SOUND: MGM presents "Rollerball" in Dolby Digital 5.1. It's unfortunate that MGM rarely supports DTS; I'd like to hear the differences between the two versions. Oh well. Anyways, a movie like "Rollerball" is suited to a large, loud, agressive soundtrack and that's what we're offered here. As entertaining as that can be, the soundtrack lacks the detail and creativity of the soundtrack to, let's say, "Fast and the Furious", which inventively mixed the music around the room and provided plenty of action.

"Rollerball" certainly has moments of agressive surround use that will please home theater fans, with several instances on the track where it seems as if the action has opened out into the room. On the other hand, I would have appreciated some greater detail or texture to the soundtrack. The heavy-metal/industrial tunes often take center stage in the film's audio - while there's nothing wrong with the genre of music, there are times when it seemed to begin to overshadow everything else.
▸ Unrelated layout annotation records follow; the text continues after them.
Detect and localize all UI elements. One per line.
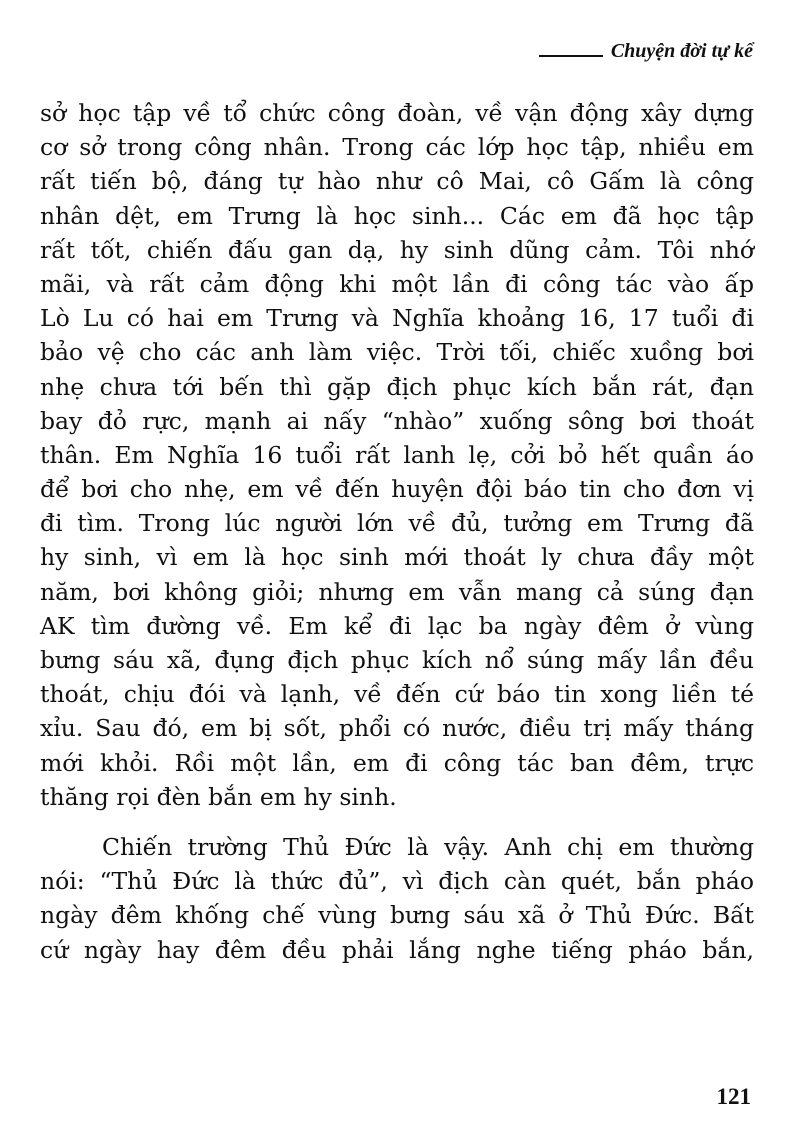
text-line: rất tiến bộ, đáng tự hào như cô Mai, cô Gấm là công	[40, 167, 754, 196]
text-line: bảo vệ cho các anh làm việc. Trời tối, chiếc xuồng bơi	[40, 338, 754, 367]
text-line: nói: “Thủ Đức là thức đủ”, vì địch càn quét, bắn pháo	[40, 867, 754, 896]
text-line: thăng rọi đèn bắn em hy sinh.	[40, 782, 397, 811]
text-line: nhân dệt, em Trưng là học sinh... Các em đã học tập	[40, 201, 754, 230]
running-header	[539, 40, 753, 63]
paragraph-1	[40, 96, 754, 814]
paragraph-2	[40, 830, 754, 967]
text-line: mới khỏi. Rồi một lần, em đi công tác ban đêm, trực	[40, 748, 754, 777]
text-line: xỉu. Sau đó, em bị sốt, phổi có nước, điều trị mấy tháng	[40, 714, 754, 743]
text-line: AK tìm đường về. Em kể đi lạc ba ngày đêm ở vùng	[40, 611, 754, 640]
text-line: để bơi cho nhẹ, em về đến huyện đội báo tin cho đơn vị	[40, 475, 754, 504]
text-line: rất tốt, chiến đấu gan dạ, hy sinh dũng cảm. Tôi nhớ	[40, 235, 754, 264]
body-text	[40, 96, 754, 967]
text-line: ngày đêm khống chế vùng bưng sáu xã ở Thủ Đức. Bất	[40, 901, 754, 930]
text-line: thân. Em Nghĩa 16 tuổi rất lanh lẹ, cởi bỏ hết quần áo	[40, 440, 754, 469]
text-line: Chiến trường Thủ Đức là vậy. Anh chị em thường	[102, 832, 754, 861]
text-line: thoát, chịu đói và lạnh, về đến cứ báo tin xong liền té	[40, 680, 754, 709]
text-line: cơ sở trong công nhân. Trong các lớp học tập, nhiều em	[40, 133, 754, 162]
text-line: đi tìm. Trong lúc người lớn về đủ, tưởng em Trưng đã	[40, 509, 754, 538]
text-line: bưng sáu xã, đụng địch phục kích nổ súng mấy lần đều	[40, 646, 754, 674]
text-line: năm, bơi không giỏi; nhưng em vẫn mang cả súng đạn	[40, 577, 754, 606]
page-number: 121	[716, 1084, 751, 1109]
text-line: Lò Lu có hai em Trưng và Nghĩa khoảng 16, 17 tuổi đi	[40, 304, 754, 333]
text-line: nhẹ chưa tới bến thì gặp địch phục kích bắn rát, đạn	[40, 372, 754, 401]
text-line: bay đỏ rực, mạnh ai nấy “nhào” xuống sông bơi thoát	[40, 406, 754, 435]
paragraph-gap	[40, 814, 754, 830]
header-rule	[539, 55, 603, 57]
text-line: hy sinh, vì em là học sinh mới thoát ly chưa đầy một	[40, 543, 754, 572]
text-line: cứ ngày hay đêm đều phải lắng nghe tiếng pháo bắn,	[40, 935, 754, 964]
text-line: mãi, và rất cảm động khi một lần đi công tác vào ấp	[40, 269, 754, 298]
text-line: sở học tập về tổ chức công đoàn, về vận động xây dựng	[40, 99, 754, 127]
book-title: Chuyện đời tự kể	[610, 40, 753, 62]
The soundtrack was remarkably intense at times, often boasting some very strong bass. Dialogue remained crisp and clear throughout, as did effects. Overall, this is a pretty enjoyable soundtrack that, while not without some concerns, successfully remained powerful and enveloping.

MENUS: MGM has provided a highly agressive animated main menu for the DVD, with impressive graphics and loud music in the background.


Commentary: The box advertises a commentary by "The Horseman", which isn't a very good way to sell a feature that's actually a commentary from stars Rebecca Romijin-Stamos, Chris Klein and LL Cool J. LL Cool J has been recorded separately. Klein and Romijin-Stamos are actually quite funny together and bounce some fairly informative comments back and forth about what it was like during the production. As good an actor as I think LL Cool J is, I was disapointed that he didn't bring more information to the table during his few comments, often simply chatting about what's currently going on in the movie or adding goofy comments rather than talking about what went on behind-the-scenes.

Stunts of Rollerball: This is an excellent 20-minute featurette that starts off rather promotional, but eventually starts providing more interesting information about the work that the actors and actresses had to do to be able to do some of the stunts. The documentary also offers comments from those who could do what the actors couldn't or weren't allowed to - the stunt crew.

Also: The film's theatrical and teaser trailers (2.35:1/2.0 audio); a "Stargate SG-1" promo; Rollerball Yearbook with bios and other information; Rob Zombie music video and DVD Production credits.

Final Thoughts: "Rollerball" is occasionally so terrible that it comes out on the other side into being weirdly entertaining. Future filmmakers eager to study how not to make a movie or those who are in the mood to play "Mystery Science Theater 3000" and goof on a bad movie might not mind this as a rental. Everyone else should probably stay clear. MGM's DVD provides very good audio/video and some decent supplements.